A recomendação surgiu após uma denúncia encaminhada pela Sala de Atendimento ao Cidadão do Ministério Público Federal, que relatava possíveis problemas no serviço, entre eles o transporte de pessoas sem vínculo com a rede de ensino e de produtos como alimentos, galões de leite e botijões de gás nos ônibus escolares. Também foram apontadas falhas mecânicas, ausência de monitores e falta de uso do cinto de segurança.
Durante a apuração, a Prefeitura informou que os problemas apontados não permaneciam e apresentou medidas adotadas pela gestão, como a implantação de georreferenciamento das rotas e a capacitação dos motoristas. Diante da ausência de irregularidades atuais, o procedimento foi arquivado, mas o MP considerou necessária a expedição da recomendação para prevenir novas ocorrências.
Entre as medidas estabelecidas estão a proibição do transporte de cargas, combustíveis, botijões de gás e passageiros não vinculados às escolas nos veículos destinados ao transporte escolar. A recomendação também determina a presença de monitores e a fiscalização do uso do cinto de segurança pelos estudantes.

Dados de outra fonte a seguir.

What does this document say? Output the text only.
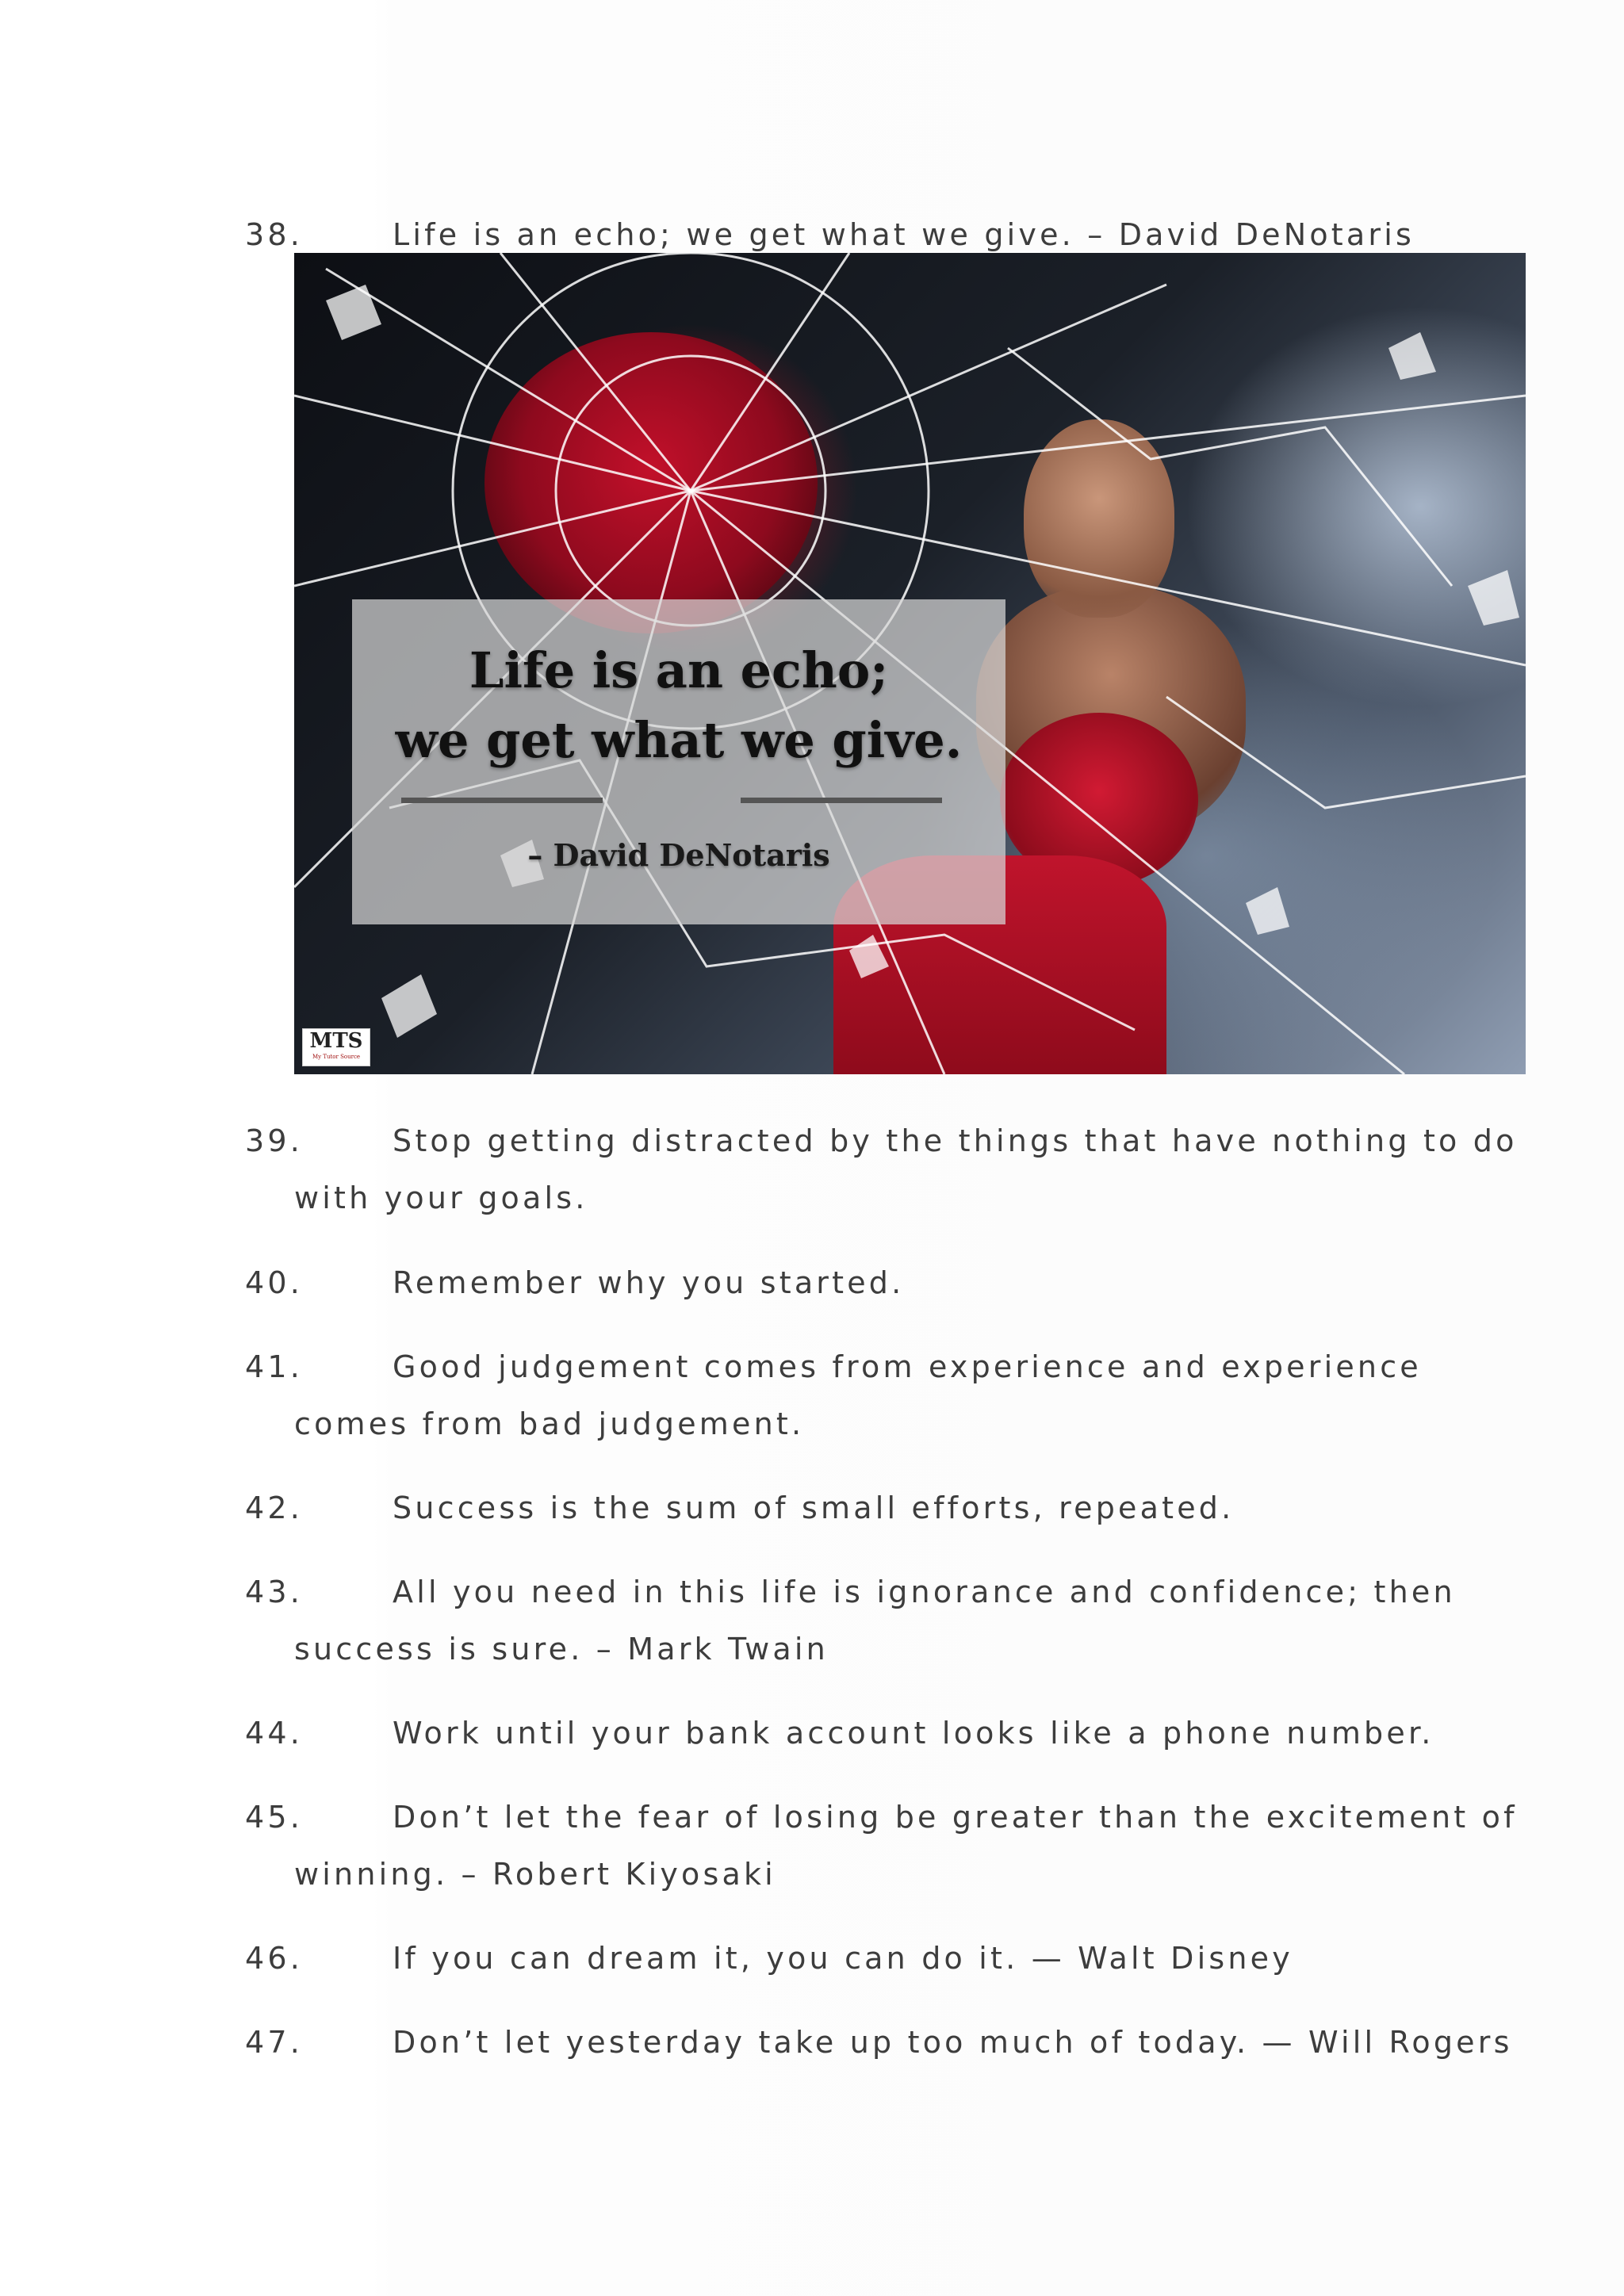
38.	Life is an echo; we get what we give. – David DeNotaris
Life is an echo;
we get what we give.
– David DeNotaris
MTS
My Tutor Source
39.	Stop getting distracted by the things that have nothing to do
with your goals.
40.	Remember why you started.
41.	Good judgement comes from experience and experience
comes from bad judgement.
42.	Success is the sum of small efforts, repeated.
43.	All you need in this life is ignorance and confidence; then
success is sure. – Mark Twain
44.	Work until your bank account looks like a phone number.
45.	Don’t let the fear of losing be greater than the excitement of
winning. – Robert Kiyosaki
46.	If you can dream it, you can do it. — Walt Disney
47.	Don’t let yesterday take up too much of today. — Will Rogers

A gestão municipal deverá ainda manter uma rotina documentada de manutenção preventiva dos veículos, definir os responsáveis pela autorização e fiscalização da frota e instaurar apuração administrativa diante de eventuais denúncias de descumprimento.
O município terá 30 dias para informar ao Ministério Público se adotará as medidas e apresentar um cronograma para sua execução.
O MP-BA alerta que o descumprimento da recomendação poderá resultar na abertura de inquérito civil ou no ajuizamento de Ação Civil Pública contra os responsáveis.